"Machinery is accomplishing in the world what man has failed to do by preaching, propaganda, or the written word. The aeroplane and wireless know no boundary. They pass over the dotted lines on the map without heed or hindrance. They are binding the world together in a way no other system can. The motion picture with its universal language, the aeroplane with its speed, and the wireless with its coming international programme -- these will soon bring the world to a complete understanding. Thus may we vision a United States of the World. Ultimately it will surely come!"

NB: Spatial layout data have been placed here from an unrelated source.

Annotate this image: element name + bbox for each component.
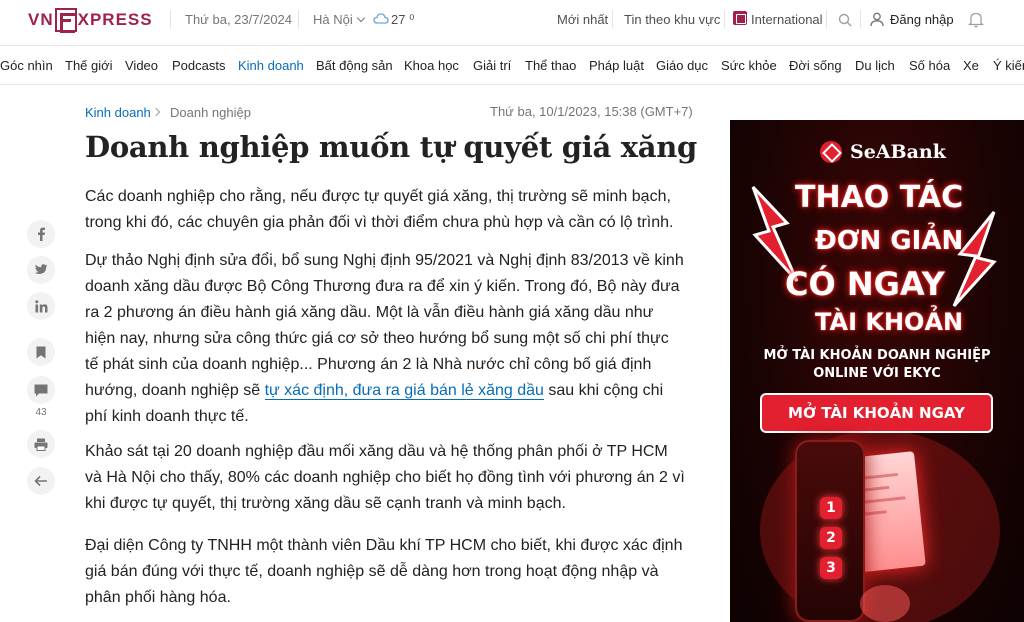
ad-subheadline: MỞ TÀI KHOẢN DOANH NGHIỆP (763, 348, 991, 363)
nav-item-so-hoa[interactable]: Số hóa (909, 58, 950, 73)
ad-step-number: 1 (820, 497, 842, 519)
search-icon[interactable] (838, 13, 852, 27)
article-lead: Các doanh nghiệp cho rằng, nếu được tự q… (85, 188, 674, 231)
divider (612, 10, 613, 28)
bell-icon[interactable] (968, 11, 984, 28)
nav-item-doi-song[interactable]: Đời sống (789, 58, 842, 73)
nav-item-khoa-hoc[interactable]: Khoa học (404, 58, 459, 73)
ad-step-number: 3 (820, 557, 842, 579)
twitter-icon (34, 264, 48, 274)
international-icon (733, 11, 747, 25)
nav-item-giao-duc[interactable]: Giáo dục (656, 58, 708, 73)
nav-item-bat-dong-san[interactable]: Bất động sản (316, 58, 393, 73)
seabank-logo-icon (820, 141, 842, 163)
comment-button[interactable] (27, 376, 55, 404)
paragraph-text: Dự thảo Nghị định sửa đổi, bổ sung Nghị … (85, 252, 684, 399)
ad-subheadline: ONLINE VỚI EKYC (813, 366, 941, 381)
print-icon (34, 438, 48, 451)
ad-headline: TÀI KHOẢN (815, 308, 964, 336)
inline-article-link[interactable]: tự xác định, đưa ra giá bán lẻ xăng dầu (264, 382, 544, 400)
ad-shield-illustration (860, 585, 910, 622)
facebook-icon (38, 227, 45, 241)
location-select[interactable]: Hà Nội (313, 12, 365, 27)
local-news-link[interactable]: Tin theo khu vực (624, 12, 720, 27)
login-link[interactable]: Đăng nhập (890, 12, 954, 27)
nav-item-giai-tri[interactable]: Giải trí (473, 58, 511, 73)
top-header: VN XPRESS Thứ ba, 23/7/2024 Hà Nội 27 ⁰ … (0, 0, 1024, 40)
nav-item-suc-khoe[interactable]: Sức khỏe (721, 58, 777, 73)
divider (826, 10, 827, 28)
divider (170, 10, 171, 28)
nav-item-the-gioi[interactable]: Thế giới (65, 58, 113, 73)
publish-date: Thứ ba, 10/1/2023, 15:38 (GMT+7) (490, 104, 693, 119)
lightning-icon (952, 211, 997, 308)
save-bookmark-button[interactable] (27, 338, 55, 366)
ad-step-number: 2 (820, 527, 842, 549)
back-icon (34, 475, 47, 487)
logo-e-mark (54, 8, 77, 33)
main-nav: Góc nhìn Thế giới Video Podcasts Kinh do… (0, 45, 1024, 85)
article-paragraph: Đại diện Công ty TNHH một thành viên Dầu… (85, 537, 683, 606)
nav-item-du-lich[interactable]: Du lịch (855, 58, 895, 73)
nav-item-y-kien[interactable]: Ý kiến (993, 58, 1024, 73)
comment-count: 43 (35, 407, 47, 418)
linkedin-icon (34, 299, 47, 312)
nav-item-kinh-doanh[interactable]: Kinh doanh (238, 58, 304, 73)
logo-text-right: XPRESS (77, 10, 153, 29)
share-facebook-button[interactable] (27, 220, 55, 248)
location-label: Hà Nội (313, 12, 353, 27)
divider (860, 10, 861, 28)
cloud-icon (373, 13, 389, 24)
latest-news-link[interactable]: Mới nhất (557, 12, 608, 27)
ad-headline: ĐƠN GIẢN (815, 226, 964, 256)
back-button[interactable] (27, 467, 55, 495)
nav-item-xe[interactable]: Xe (963, 58, 979, 73)
article-title: Doanh nghiệp muốn tự quyết giá xăng (85, 130, 697, 164)
nav-item-goc-nhin[interactable]: Góc nhìn (0, 58, 53, 73)
divider (724, 10, 725, 28)
breadcrumb-subcategory[interactable]: Doanh nghiệp (170, 105, 251, 120)
user-icon (870, 12, 884, 27)
bookmark-icon (36, 346, 46, 358)
chevron-right-icon (151, 107, 161, 117)
nav-item-the-thao[interactable]: Thể thao (525, 58, 576, 73)
current-date: Thứ ba, 23/7/2024 (185, 12, 293, 27)
international-link[interactable]: International (751, 12, 823, 27)
ad-headline: THAO TÁC (795, 180, 964, 215)
open-account-button[interactable]: MỞ TÀI KHOẢN NGAY (760, 393, 993, 433)
nav-item-video[interactable]: Video (125, 58, 158, 73)
ad-brand: SeABank (850, 141, 946, 163)
share-linkedin-button[interactable] (27, 292, 55, 320)
nav-item-podcasts[interactable]: Podcasts (172, 58, 225, 73)
print-button[interactable] (27, 430, 55, 458)
ad-headline: CÓ NGAY (785, 265, 945, 303)
comment-icon (34, 384, 48, 396)
breadcrumb-category[interactable]: Kinh doanh (85, 105, 151, 120)
divider (298, 10, 299, 28)
share-twitter-button[interactable] (27, 256, 55, 284)
chevron-down-icon (356, 13, 365, 23)
vnexpress-logo[interactable]: VN XPRESS (28, 7, 153, 33)
temperature: 27 ⁰ (391, 12, 415, 27)
nav-item-phap-luat[interactable]: Pháp luật (589, 58, 644, 73)
article-paragraph: Khảo sát tại 20 doanh nghiệp đầu mối xăn… (85, 443, 685, 512)
logo-text-left: VN (28, 10, 54, 29)
article-paragraph: Dự thảo Nghị định sửa đổi, bổ sung Nghị … (85, 248, 685, 430)
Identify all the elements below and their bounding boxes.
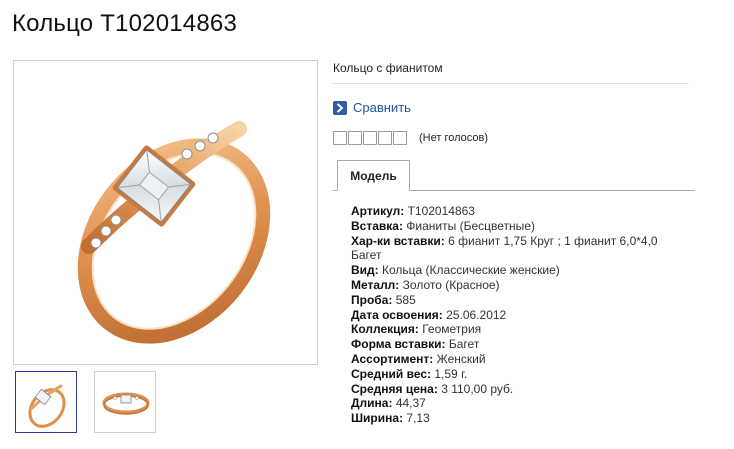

The writer is Henry Ford, in his memoir My Philosophy of Industry, published 1929. The quotation is printed in David Edgerton's excellent book The Shock of the Old: Technology and Global History since 1900, which I just finished reading. On the next page Edgerton quotes George Orwell's response to such claims, from a 1944 column:
"Reading recently a batch of rather shallowly optimistic 'progressive' books, I was struck by the automatic way people go on repeating certain phrases which were fashionable before 1914. Two great favourites are the 'abolition of distance' and the 'disappearance of frontiers'. I do not know how often I have met with statements that 'the aeroplane and the radio have abolished distance' and 'all parts of the world are now interdependent'.
Edgerton goes on to show that in most cases the hype has not been borne out, and in fact sometimes the opposite happens -- many such technologies foster self-sufficiency and isolation instead.